Ethan Marcotte has written about seams and edges being a defining part of his work, and in his latest post1 he applies that same lens to the theme of organizational structure and collaboration, and how design system success stories haven’t been easily replicated. He writes:
[I]n my experience, design systems haven’t brought this kind of rich, cross-functional collaboration to most organizations. Instead, the existing divisions between design and implementation have become entrenched, and massively so.
Ethan breaks out a few specific reasons why we haven’t seen a direct improvement in collaboration as a result of design systems: limited resources, front-end complexity, and costs of collaboration. At the risk of repeating myself, I’m really convinced that organizations should start with the last item on the list. Otherwise we’ll treat design systems as a self-contained solution — instead of as a byproduct of deep organizational work.
Why do we often invert the order? One thing I’ve observed when working with clients is that cross-team collaboration needs a champion with enough authority to make that work happen, coupled with support from within the organization. (You also see this play out in diversity, equity, and inclusion work, but that’s another blog post for another time.) Without that external force, it isn’t surprising that teams will often iterate fast and hard, and create things that are tightly coupled to their immediate needs — because that’s where they have control. These teams often don’t have the authority to officially collaborate with other teams, or they lack the incentives to do so because collaboration is not a top-level priority for the organization.
Another way of looking at this is to appreciate how quickly design systems went from a tool that teams used to create products, to a product itself that could be sold to organizations hungry for the same results. You might compare it to the appeal of a capsule wardrobe: it’s easier, perhaps, to imagine all the ways a well-considered, interchangeable clothing system can make your life instantly better, instead of addressing deeper issues at the intersection of materialism and identity.

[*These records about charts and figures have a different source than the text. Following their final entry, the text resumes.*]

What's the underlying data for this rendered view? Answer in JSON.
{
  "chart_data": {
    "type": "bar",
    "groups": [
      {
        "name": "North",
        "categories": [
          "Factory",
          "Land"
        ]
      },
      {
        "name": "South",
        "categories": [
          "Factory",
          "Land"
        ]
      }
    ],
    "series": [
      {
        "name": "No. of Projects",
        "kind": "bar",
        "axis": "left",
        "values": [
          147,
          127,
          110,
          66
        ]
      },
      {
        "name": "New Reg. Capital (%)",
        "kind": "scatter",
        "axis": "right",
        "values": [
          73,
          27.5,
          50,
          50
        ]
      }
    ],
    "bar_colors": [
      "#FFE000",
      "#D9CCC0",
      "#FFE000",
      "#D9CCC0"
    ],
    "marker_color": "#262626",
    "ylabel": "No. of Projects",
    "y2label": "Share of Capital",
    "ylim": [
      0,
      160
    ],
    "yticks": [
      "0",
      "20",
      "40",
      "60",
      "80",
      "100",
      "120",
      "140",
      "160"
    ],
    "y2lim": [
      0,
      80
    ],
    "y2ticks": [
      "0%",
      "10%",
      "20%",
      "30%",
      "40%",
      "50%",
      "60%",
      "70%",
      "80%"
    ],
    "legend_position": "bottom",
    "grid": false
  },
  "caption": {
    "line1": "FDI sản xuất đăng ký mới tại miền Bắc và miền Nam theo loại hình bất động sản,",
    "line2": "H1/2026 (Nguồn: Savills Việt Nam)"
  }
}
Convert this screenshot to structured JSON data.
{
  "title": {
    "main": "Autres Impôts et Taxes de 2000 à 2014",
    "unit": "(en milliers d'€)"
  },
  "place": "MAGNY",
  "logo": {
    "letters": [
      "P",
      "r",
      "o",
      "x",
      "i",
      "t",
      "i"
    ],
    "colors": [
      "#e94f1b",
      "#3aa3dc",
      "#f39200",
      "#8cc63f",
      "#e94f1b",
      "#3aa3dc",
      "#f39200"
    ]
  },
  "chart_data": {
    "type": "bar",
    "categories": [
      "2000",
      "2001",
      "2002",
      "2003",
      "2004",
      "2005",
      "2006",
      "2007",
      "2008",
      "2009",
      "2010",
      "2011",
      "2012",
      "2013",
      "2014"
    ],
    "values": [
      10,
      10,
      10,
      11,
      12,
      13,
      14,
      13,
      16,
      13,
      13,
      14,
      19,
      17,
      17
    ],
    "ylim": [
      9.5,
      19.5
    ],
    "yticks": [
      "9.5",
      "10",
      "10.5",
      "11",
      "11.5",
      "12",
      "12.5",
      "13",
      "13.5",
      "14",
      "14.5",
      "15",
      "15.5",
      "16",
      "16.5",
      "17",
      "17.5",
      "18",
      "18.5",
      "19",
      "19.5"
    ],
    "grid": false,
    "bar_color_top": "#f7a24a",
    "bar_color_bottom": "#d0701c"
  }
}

Adopting or creating a design system could address some issues (especially at the final level of assembling content or product) but leave deeper issues untouched. Those deeper issues are often what lead to the design system falling into dysfunction or misuse. It can also lead organizations to mis-identify their problems — they are likely not the exact same ones that Facebook/AirBnB/Saleforce were trying to solve with their design systems.
Bridging the gap
Ethan’s observation about the missed opportunities between design and implementation rings very, very true to me:
[T]here are surprisingly few products focused on the space between design and implementation—on bringing design workspaces and engineering workspaces closer together. This means that if your organization wants to close that gap, you’re going to have to take on a fair amount of custom development.
At Bluecadet our work tends to be more project-based instead of iterative product work. We’ve tried out a couple of things like InVision’s DSM — like Figma, you can pull tokens into your front end system with a little bit of elbow grease. It still requires coordination, though, and tight collaboration. When it’s worked well, it’s been the result of a designer and developer paired closely together.
I’m not convinced that there can be a universal product that addresses that design/implementation gap — it would likely be so specific that it would require a lot of work to modify. Perhaps the best we can do is focus on friendly API design that clearly defines the boundaries where human collaboration needs to happen.
Garden metaphors abound in web design circles, and I’ll risk adding one more to the mix: perhaps high-profile design system success stories can be compared to walking through someone else’s finished2 garden. We see that garden in bloom, and we are instantly inspired — and then tempted to replicate it. But maybe it’s better to accept that creating our own garden will result in something very, very different — a reflection of our own plot of land, emerging from work done slowly over time.